Imaginez un matin d’hiver, emmitouflé sous votre couette, vous décidez tout.e content.e, de vous vider l’esprit en organisant votre prochaine virée shopping et cliquez sur les dernières soldes de Camaïeu. Là, Bizarre ? Entre deux mannequins aux visages angéliques, tenant leurs pulls chauds par le cou, parce que c’est tendance (Big up Mbappé, ce beau gosse initiateur de mode), vous louchez sur une femme maquillée de faux bleus, le visage tuméfié, avec un message : « 1 femme sur 10 est victime de violences. Victime ou témoin, composez le 3919 »
Vous cliquez alors sur cette inhabituelle vignette, et vous voilà sur une page entière décrivant l’action de la chaîne de vêtement « En janvier 2022, Camaïeu poursuit son engagement au quotidien pour des causes qui touchent directement les femmes dans le cadre de son programme Camaïeu en Mieux. ». Et là, vous êtes sur les fesses, rongé par un suspense insoutenable ! Quoi ? Camaïeu, quelle est cette action héroïque que vous avez décidé de mettre en place pour la défense des femmes ? Un T-shirt avec marqué 3919 dessus, vendu 9,99 euros…
Évidemment l’action de Camaïeu ne s’arrête pas à un simple T-shirt à l’effigie du numéro d’écoute pour les victimes de violences conjugales. La marque collabore avec l’association Solfa en proposant à ses clientes d’arrondir le montant de leurs achats pour le reverser directement à l’association. Selon le site ce serait environ 124 000 euros qui ont pu être reversé à Solfa l’année dernière.
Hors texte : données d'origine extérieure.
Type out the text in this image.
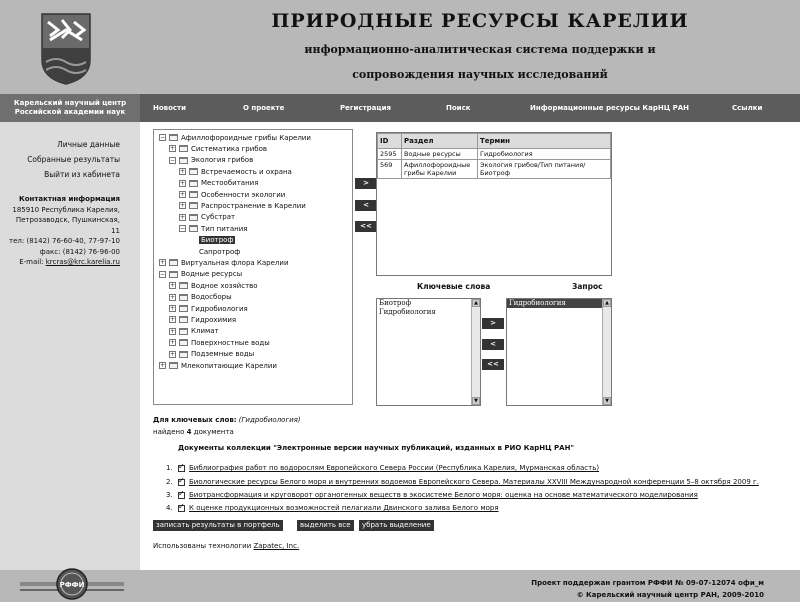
ПРИРОДНЫЕ РЕСУРСЫ КАРЕЛИИ
информационно-аналитическая система поддержки и
сопровождения научных исследований
Карельский научный центр
Российской академии наук	Новости	О проекте	Регистрация	Поиск	Информационные ресурсы КарНЦ РАН	Ссылки
Личные данные
Собранные результаты
Выйти из кабинета
Контактная информация
185910 Республика Карелия,
Петрозаводск, Пушкинская, 11
тел: (8142) 76-60-40, 77-97-10
факс: (8142) 76-96-00
E-mail: krcras@krc.karelia.ru
− Афиллофороидные грибы Карелии
+ Систематика грибов
− Экология грибов
+ Встречаемость и охрана
+ Местообитания
+ Особенности экологии
+ Распространение в Карелии
+ Субстрат
− Тип питания
Биотроф
Сапротроф
+ Виртуальная флора Карелии
− Водные ресурсы
+ Водное хозяйство
+ Водосборы
+ Гидробиология
+ Гидрохимия
+ Климат
+ Поверхностные воды
+ Подземные воды
+ Млекопитающие Карелии
>
<
<<
ID	Раздел	Термин
2595	Водные ресурсы	Гидробиология
569	Афиллофороидные грибы Карелии	Экология грибов/Тип питания/Биотроф
Ключевые слова	Запрос
Биотроф
Гидробиология
▲
▼
>
<
<<
Гидробиология	▲
▼
Для ключевых слов: (Гидробиология)
найдено 4 документа
Документы коллекции "Электронные версии научных публикаций, изданных в РИО КарНЦ РАН"
1. ✓	Библиография работ по водорослям Европейского Севера России (Республика Карелия, Мурманская область)
2. ✓	Биологические ресурсы Белого моря и внутренних водоемов Европейского Севера. Материалы XXVIII Международной конференции 5–8 октября 2009 г.
3. ✓	Биотрансформация и круговорот органогенных веществ в экосистеме Белого моря: оценка на основе математического моделирования
4. ✓	К оценке продукционных возможностей пелагиали Двинского залива Белого моря
записать результаты в портфель	выделить все	убрать выделение
Использованы технологии Zapatec, Inc.
РФФИ	Проект поддержан грантом РФФИ № 09-07-12074 офи_м
© Карельский научный центр РАН, 2009-2010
La campagne réalisée par Buzzman (ils méritent bien leur nom pour le coup) partait très certainement d’une bonne volonté, celle de montrer aux femmes victimes, qu’elles ne sont pas seules, tout en faisant connaître le numéro d’écoute pour les aider. Seulement voilà, pris dans le torrent infernal du bad buzz des réseaux sociaux, Camaïeu s’en prend plein la tronche pour pas un rond.
Mais alors qu’est-ce qui est reproché à cette campagne de communication de Camaïeu ? Décryptage.
LE CŒUR DE CIBLE
Tout d’abord, c’est le choix de la cible qui dérange. Camaïeu étant une boutique s’adressant exclusivement aux femmes, pourquoi avoir choisi leur boutique pour diffuser ce message ? N’aurait-il pas été plus logique exhibé devant un public masculin ? De manière générale, les femmes représentent plutôt un public averti au sujet des violences conjugales et se sentent (tristement) beaucoup plus concernées par ce sujet.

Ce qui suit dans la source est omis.